Эта надпись горела всю ночь напролет, сверкая всеми цветами спектра. Мы долго лежали и молча курили. Потом я встал и задернул занавески, но надпись все равно просвечивала сквозь тонкую ткань.

Слова Кэте меня очень удивили. Она еще никогда не говорила так со мной. Я положил руку на ее плечо, но не произнес ни слова. Лежа ко мне спиной, она открыла сумочку, и я услышал, как щелкнула ее зажигалка, а потом увидел, что в том месте, где она лежит, к потолку подымается дымок.

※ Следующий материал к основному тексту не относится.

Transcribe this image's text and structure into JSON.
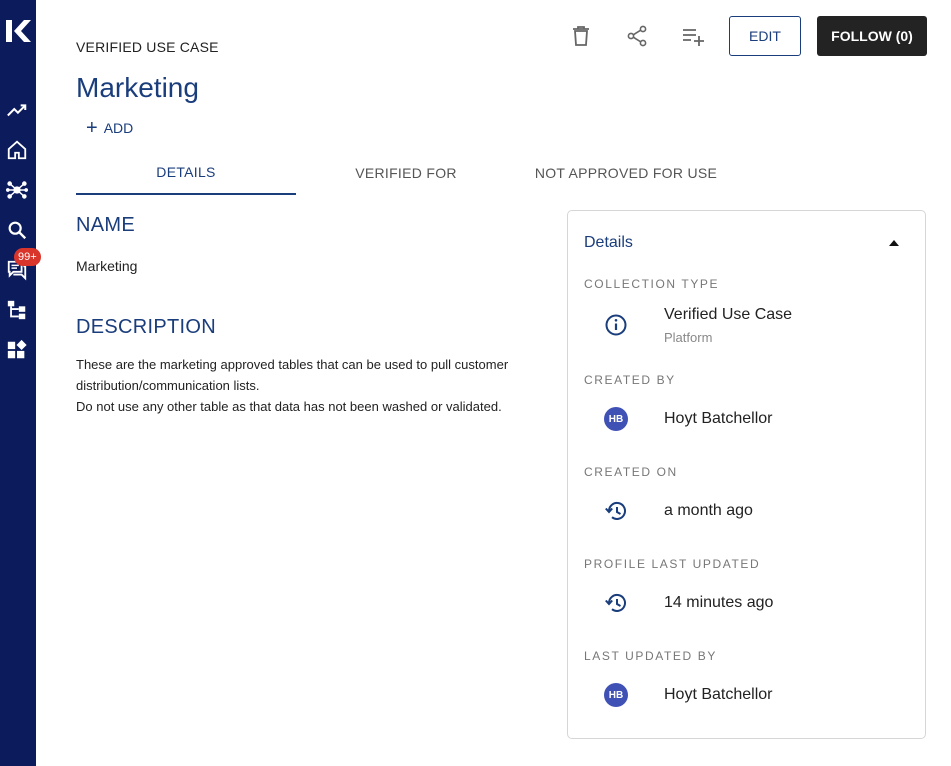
{
  "sidebar": {
    "items": [
      {
        "icon": "trending-icon"
      },
      {
        "icon": "home-icon"
      },
      {
        "icon": "network-icon"
      },
      {
        "icon": "search-icon"
      },
      {
        "icon": "chat-icon",
        "badge": "99+"
      },
      {
        "icon": "hierarchy-icon"
      },
      {
        "icon": "widgets-icon"
      }
    ]
  },
  "header": {
    "eyebrow": "VERIFIED USE CASE",
    "title": "Marketing",
    "add_label": "ADD",
    "edit_label": "EDIT",
    "follow_label": "FOLLOW (0)"
  },
  "tabs": [
    {
      "label": "DETAILS",
      "active": true
    },
    {
      "label": "VERIFIED FOR",
      "active": false
    },
    {
      "label": "NOT APPROVED FOR USE",
      "active": false
    }
  ],
  "main": {
    "name_heading": "NAME",
    "name_value": "Marketing",
    "description_heading": "DESCRIPTION",
    "description_lines": [
      "These are the marketing approved tables that can be used to pull customer",
      "distribution/communication lists.",
      "Do not use any other table as that data has not been washed or validated."
    ]
  },
  "panel": {
    "title": "Details",
    "collection_type_label": "COLLECTION TYPE",
    "collection_type_value": "Verified Use Case",
    "collection_type_sub": "Platform",
    "created_by_label": "CREATED BY",
    "created_by_initials": "HB",
    "created_by_value": "Hoyt Batchellor",
    "created_on_label": "CREATED ON",
    "created_on_value": "a month ago",
    "profile_updated_label": "PROFILE LAST UPDATED",
    "profile_updated_value": "14 minutes ago",
    "last_updated_by_label": "LAST UPDATED BY",
    "last_updated_by_initials": "HB",
    "last_updated_by_value": "Hoyt Batchellor"
  },
  "colors": {
    "sidebar": "#0b1b5c",
    "accent": "#1a3d7c",
    "badge": "#d9352b",
    "avatar": "#3f51b5",
    "follow_button": "#232323"
  }
}
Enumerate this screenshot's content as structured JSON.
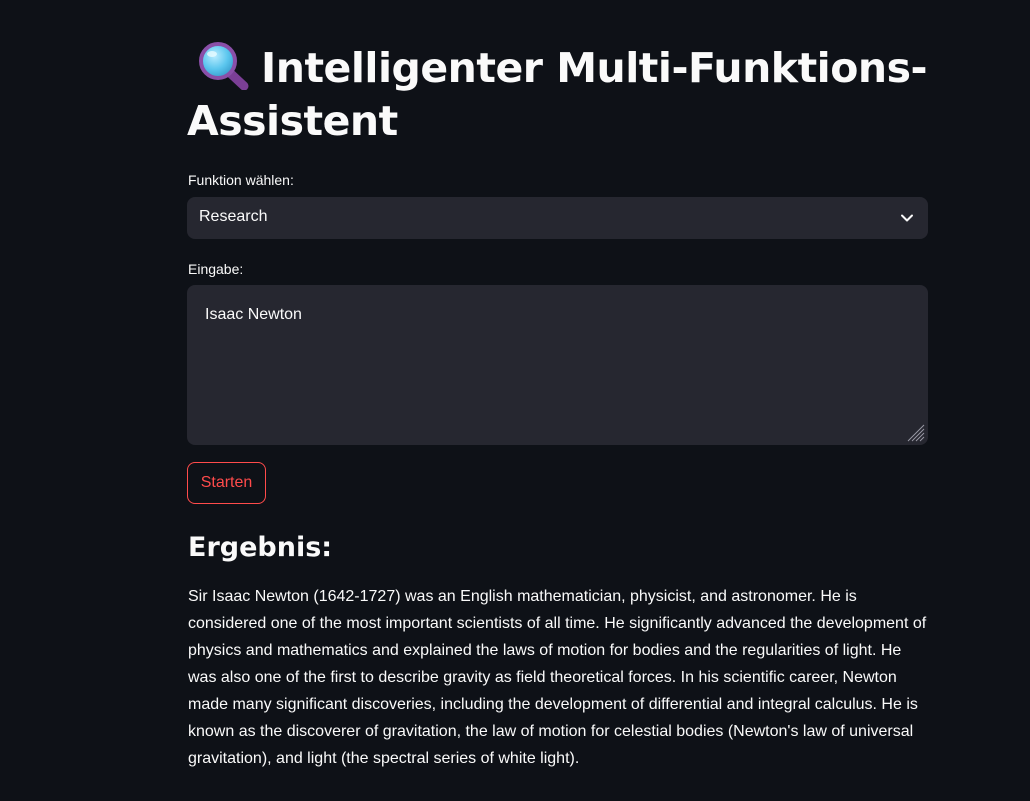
{
  "app": {
    "title_icon": "magnifying-glass-icon",
    "title": "Intelligenter Multi-Funktions-Assistent"
  },
  "function_select": {
    "label": "Funktion wählen:",
    "selected": "Research",
    "icon": "chevron-down-icon"
  },
  "input": {
    "label": "Eingabe:",
    "value": "Isaac Newton"
  },
  "actions": {
    "start_label": "Starten"
  },
  "result": {
    "heading": "Ergebnis:",
    "text": "Sir Isaac Newton (1642-1727) was an English mathematician, physicist, and astronomer. He is considered one of the most important scientists of all time. He significantly advanced the development of physics and mathematics and explained the laws of motion for bodies and the regularities of light. He was also one of the first to describe gravity as field theoretical forces. In his scientific career, Newton made many significant discoveries, including the development of differential and integral calculus. He is known as the discoverer of gravitation, the law of motion for celestial bodies (Newton's law of universal gravitation), and light (the spectral series of white light)."
  },
  "colors": {
    "background": "#0e1117",
    "input_background": "#262730",
    "accent": "#ff4b4b",
    "text": "#fafafa"
  }
}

- Потушить свет? - спросил я.

- Да, так будет лучше.

Я встал, выключил электричество и снова лег рядом с ней. Она повернулась на спину, и я испугался, когда внезапно дотронулся рукой, искавшей ее плечо, до лица Кэте, - лицо было мокрым от слез. Я не мог произнести ни слова, убрал свою руку и, сунув под одеяло, нашел маленькую сильную ладонь и крепко сжал ее. Я был рад, что она не отняла руки.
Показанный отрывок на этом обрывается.